Russia and Saudi Arabia will look to bolster bilateral ties beyond 2018, Russian Energy Minister Alexander Novak told CNBC on Wednesday.
On Tuesday, Saudi Arabia Energy Minister Khalid al-Falih told CNBC that cooperation between OPEC and non-OPEC producers should continue — in some form or another — past the end of the calendar year. He added that Riyadh's bilateral relationship with Moscow would be a "key ingredient" for that to happen.
Speaking at the World Economic Forum (WEF) in Davos, Switzerland, Novak said he "fully agreed" with his Saudi counterpart.
And when asked whether something longer-term was happening regarding the relationship between the world's two largest oil producers, Novak replied: "I have the same feelings and they are based on the fact that firstly we have fairly frequent and positive contact at the highest level."
Russia and Saudi Arabia are leading a joint OPEC and non-OPEC effort to try and reduce a global supply overhang and prop up prices. Brent crude oil futures have soared 50 percent since mid-2017, reaching $70 a barrel for the first time in over three years earlier this month.
The main price driver has been a supply cut from OPEC and its allied producers, who started to withhold output in January 2017. The production cuts are scheduled to last throughout 2018.

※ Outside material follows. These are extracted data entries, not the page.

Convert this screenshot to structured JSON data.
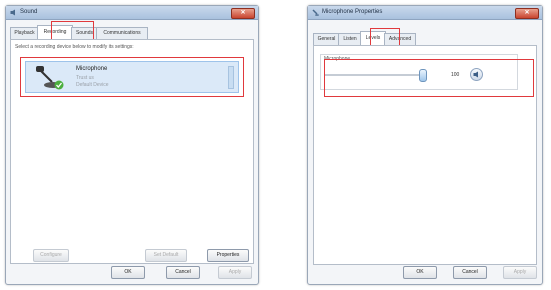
{
  "left_window": {
    "title": "Sound",
    "tabs": [
      "Playback",
      "Recording",
      "Sounds",
      "Communications"
    ],
    "active_tab": "Recording",
    "instruction": "Select a recording device below to modify its settings:",
    "device": {
      "name": "Microphone",
      "line2": "Trust us",
      "status": "Default Device"
    },
    "configure_label": "Configure",
    "set_default_label": "Set Default",
    "properties_label": "Properties",
    "ok_label": "OK",
    "cancel_label": "Cancel",
    "apply_label": "Apply"
  },
  "right_window": {
    "title": "Microphone Properties",
    "tabs": [
      "General",
      "Listen",
      "Levels",
      "Advanced"
    ],
    "active_tab": "Levels",
    "group_label": "Microphone",
    "level_value": "100",
    "slider_level_percent": 100,
    "ok_label": "OK",
    "cancel_label": "Cancel",
    "apply_label": "Apply"
  },
  "colors": {
    "highlight": "#e0393d",
    "titlebar": "#a9c1de",
    "selection": "#dbe9f8"
  },
  "icons": [
    "sound-speaker-icon",
    "close-icon",
    "microphone-icon",
    "default-check-icon",
    "speaker-mute-icon"
  ]
}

Nonetheless, while the two countries appear poised to work together to support the energy market next year, Novak also said cooperation would likely transcend into other areas too.
"Of course, we are concentrating on the development of economic and trading collaboration and the development of our political relations as well," he said, according to a translation.
In October, Russia rolled out the red carpet for Saudi Arabia's King Salman as the monarch led a high-profile and highly significant delegation to Moscow. It was the first ever state visit to Russia by a reigning Saudi monarch.
The visit was seen as a sign of increasingly cordial relations and closer economic and political ties between the two oil giants. However, not all observers are convinced of Russia and Saudi Arabia's newfound collaboration and harmony.
Russia and Saudi were at odds during most of the Cold War and Riyadh has been hampered by Moscow's decision to support Syrian President Bashar al-Assad at a time when Saudi Arabia was supporting the Syrian opposition.